In den 80er und 90er Jahren waren es vor allem Kinder von suchtkranken und afrikanischen Müttern. HIV und soziale Randgruppen, das ist kein Prestige-trächtiger Bereich. Dennoch haben Sie HIV zu Ihrem Thema gemacht.

Vocks-Hauck:Ursprünglich hatte ich ein anderes Spezialgebiet im Auge, doch HIV war neu und faszinierend, eine medizinische Herausforderung, ähnlich vielleicht wie COVID-19 heute. Die Mütter und Familien waren ebenfalls eine Herausforderung und nicht überall in der Klinik gerne gesehen. Aber ich war von Anfang an mit Leib und Seele dabei und bin es auch heute noch.

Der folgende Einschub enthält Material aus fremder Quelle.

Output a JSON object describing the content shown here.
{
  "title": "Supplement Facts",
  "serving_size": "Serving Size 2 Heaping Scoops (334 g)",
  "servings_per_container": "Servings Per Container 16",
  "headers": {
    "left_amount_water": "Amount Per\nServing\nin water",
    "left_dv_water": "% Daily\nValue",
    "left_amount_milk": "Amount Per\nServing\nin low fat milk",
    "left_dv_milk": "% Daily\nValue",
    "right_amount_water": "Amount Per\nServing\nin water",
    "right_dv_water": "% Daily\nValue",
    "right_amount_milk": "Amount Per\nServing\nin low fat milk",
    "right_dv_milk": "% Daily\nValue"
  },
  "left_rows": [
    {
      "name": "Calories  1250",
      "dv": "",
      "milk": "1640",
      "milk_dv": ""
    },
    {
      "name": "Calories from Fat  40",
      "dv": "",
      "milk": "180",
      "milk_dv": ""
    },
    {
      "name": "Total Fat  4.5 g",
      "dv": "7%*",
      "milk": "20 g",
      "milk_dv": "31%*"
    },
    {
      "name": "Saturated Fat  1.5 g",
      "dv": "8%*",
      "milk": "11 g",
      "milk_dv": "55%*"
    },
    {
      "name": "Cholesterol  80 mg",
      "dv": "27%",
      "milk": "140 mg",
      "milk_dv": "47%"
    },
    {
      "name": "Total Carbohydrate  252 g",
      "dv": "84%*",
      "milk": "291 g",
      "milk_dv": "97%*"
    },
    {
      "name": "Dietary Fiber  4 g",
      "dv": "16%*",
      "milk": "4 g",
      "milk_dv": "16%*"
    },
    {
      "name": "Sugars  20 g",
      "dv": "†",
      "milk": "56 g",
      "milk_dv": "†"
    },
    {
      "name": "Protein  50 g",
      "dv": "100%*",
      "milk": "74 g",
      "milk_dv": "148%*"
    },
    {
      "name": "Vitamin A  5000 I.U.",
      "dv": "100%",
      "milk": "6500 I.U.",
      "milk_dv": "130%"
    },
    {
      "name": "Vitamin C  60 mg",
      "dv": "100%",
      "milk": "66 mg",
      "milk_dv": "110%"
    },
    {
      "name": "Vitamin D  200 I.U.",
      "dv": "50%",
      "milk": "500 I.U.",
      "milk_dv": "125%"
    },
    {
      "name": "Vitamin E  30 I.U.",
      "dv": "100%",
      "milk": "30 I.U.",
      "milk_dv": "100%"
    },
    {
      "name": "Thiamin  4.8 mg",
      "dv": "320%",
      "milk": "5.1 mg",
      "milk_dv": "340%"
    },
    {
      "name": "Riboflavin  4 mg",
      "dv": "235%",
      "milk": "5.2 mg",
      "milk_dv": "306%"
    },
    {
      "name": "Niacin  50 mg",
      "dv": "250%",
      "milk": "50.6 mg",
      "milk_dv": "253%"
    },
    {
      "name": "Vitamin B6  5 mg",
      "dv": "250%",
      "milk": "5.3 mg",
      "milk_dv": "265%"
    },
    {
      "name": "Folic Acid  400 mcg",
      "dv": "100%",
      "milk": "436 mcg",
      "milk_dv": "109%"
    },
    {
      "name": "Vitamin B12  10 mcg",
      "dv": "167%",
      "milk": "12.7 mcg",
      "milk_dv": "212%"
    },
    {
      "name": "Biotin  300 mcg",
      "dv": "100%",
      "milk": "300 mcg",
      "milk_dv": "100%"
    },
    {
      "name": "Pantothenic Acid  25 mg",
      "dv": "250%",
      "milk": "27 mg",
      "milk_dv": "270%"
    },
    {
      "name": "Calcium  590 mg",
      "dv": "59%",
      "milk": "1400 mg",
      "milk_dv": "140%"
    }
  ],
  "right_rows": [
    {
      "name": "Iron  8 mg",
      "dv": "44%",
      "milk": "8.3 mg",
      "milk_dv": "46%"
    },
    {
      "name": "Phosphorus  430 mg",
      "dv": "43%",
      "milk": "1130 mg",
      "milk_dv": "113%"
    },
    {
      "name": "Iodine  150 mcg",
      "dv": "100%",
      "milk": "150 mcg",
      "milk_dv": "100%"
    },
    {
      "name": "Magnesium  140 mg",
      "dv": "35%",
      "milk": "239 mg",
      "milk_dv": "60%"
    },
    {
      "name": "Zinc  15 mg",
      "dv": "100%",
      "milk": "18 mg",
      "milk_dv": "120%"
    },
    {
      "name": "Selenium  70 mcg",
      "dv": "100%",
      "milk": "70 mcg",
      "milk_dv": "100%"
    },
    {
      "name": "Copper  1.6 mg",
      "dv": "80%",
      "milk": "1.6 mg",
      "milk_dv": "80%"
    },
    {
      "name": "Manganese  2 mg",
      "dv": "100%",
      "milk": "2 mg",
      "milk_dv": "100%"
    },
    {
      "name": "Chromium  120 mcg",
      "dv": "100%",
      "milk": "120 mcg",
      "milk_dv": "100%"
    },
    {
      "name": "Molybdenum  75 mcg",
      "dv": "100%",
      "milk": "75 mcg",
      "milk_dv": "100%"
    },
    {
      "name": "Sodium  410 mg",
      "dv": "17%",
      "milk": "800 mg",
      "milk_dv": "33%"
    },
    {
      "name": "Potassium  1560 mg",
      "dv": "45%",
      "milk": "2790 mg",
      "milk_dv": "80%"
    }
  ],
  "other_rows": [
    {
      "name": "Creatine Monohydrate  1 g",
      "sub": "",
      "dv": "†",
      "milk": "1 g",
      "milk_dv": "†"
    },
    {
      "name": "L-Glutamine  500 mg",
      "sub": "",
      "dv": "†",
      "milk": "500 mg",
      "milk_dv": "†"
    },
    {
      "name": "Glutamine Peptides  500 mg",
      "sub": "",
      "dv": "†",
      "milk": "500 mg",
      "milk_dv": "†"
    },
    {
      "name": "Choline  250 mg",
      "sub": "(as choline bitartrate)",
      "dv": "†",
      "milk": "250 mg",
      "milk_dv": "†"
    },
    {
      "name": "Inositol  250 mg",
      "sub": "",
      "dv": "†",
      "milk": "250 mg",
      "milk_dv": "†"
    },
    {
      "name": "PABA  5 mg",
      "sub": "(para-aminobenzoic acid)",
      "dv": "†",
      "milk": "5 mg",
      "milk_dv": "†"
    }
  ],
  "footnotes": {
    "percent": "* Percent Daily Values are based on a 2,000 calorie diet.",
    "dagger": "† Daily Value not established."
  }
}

In den 90er Jahren haben Sie dann den Verein KIK eV für immunkranke Kinder gegründet. Was war der Anlass?

Vocks-Hauck:Eine HIV-Infektion ist mit besonders vielen psychosozialen Schwierigkeiten assoziiert. Es fehlte an Unterstützung und es gab – anders als bei den Erwachsenen – keine Lobby. Aus dieser Notwendigkeit heraus formierte sich eine kleine Gruppe, die es sich zur Aufgabe machte, die Kinder und ihre Familien bei ihren individuellen Problemen zu helfen. Ein stabiles soziales Umfeld fördert die notwendige Adhärenz bei der Therapie.

Wie geht es dem Verein heute? Was sind die Ziele heute?

Vocks-Hauck:Wir sind ein kleiner Verein, der rein ehrenamtlich arbeitet. Schwerpunkte sind die Vernetzung und der Erfahrungsaustausch der HIV-positiven Kinder und Jugendlichen und ihrer Familien sowie die Bildungs- und Sozialarbeit.

Für Ihr Engagement wurden Sie mit dem Verdienstkreuz ausgezeichnet. Was bedeutet das für Sie?

Vocks-Hauck:Natürlich habe ich mich darüber gefreut und schätze die Ehrung. Eine solche Anerkennung hat jeder verdient, der sich wie ich seit vielen Jahren kontinuierlich und konsequent in einem Bereich engagiert, den andere vielleicht ablehnen. Die ersten Jahre waren schwer, als viele Kinder gestorben sind und auch die frühen Jahre der ART waren eine Herausforderung. Heute ist vieles besser und einfacher, doch mein Interesse hat nicht nachgelassen.

Was wünschen Sie sich für die Zukunft?

Vocks-Hauck:An erster Stelle steht die Heilung. Das ist momentan noch ein Traum. Einfache und langwirksame Therapien stehen an zweiter Stelle und hier sind Fortschritte schon sichtbar. Gerade Kinder und Jugendliche brauchen eine Perspektive. Und nicht zuletzt wünsche ich meinen jungen Patienten weniger Stigmatisierung. HIV ist gerade in diesem Alter ein großes Problem und hier ist deutlich weniger Fortschritt zu sehen als bei den Erwachsenen. Hier bleibt noch viel zu tun.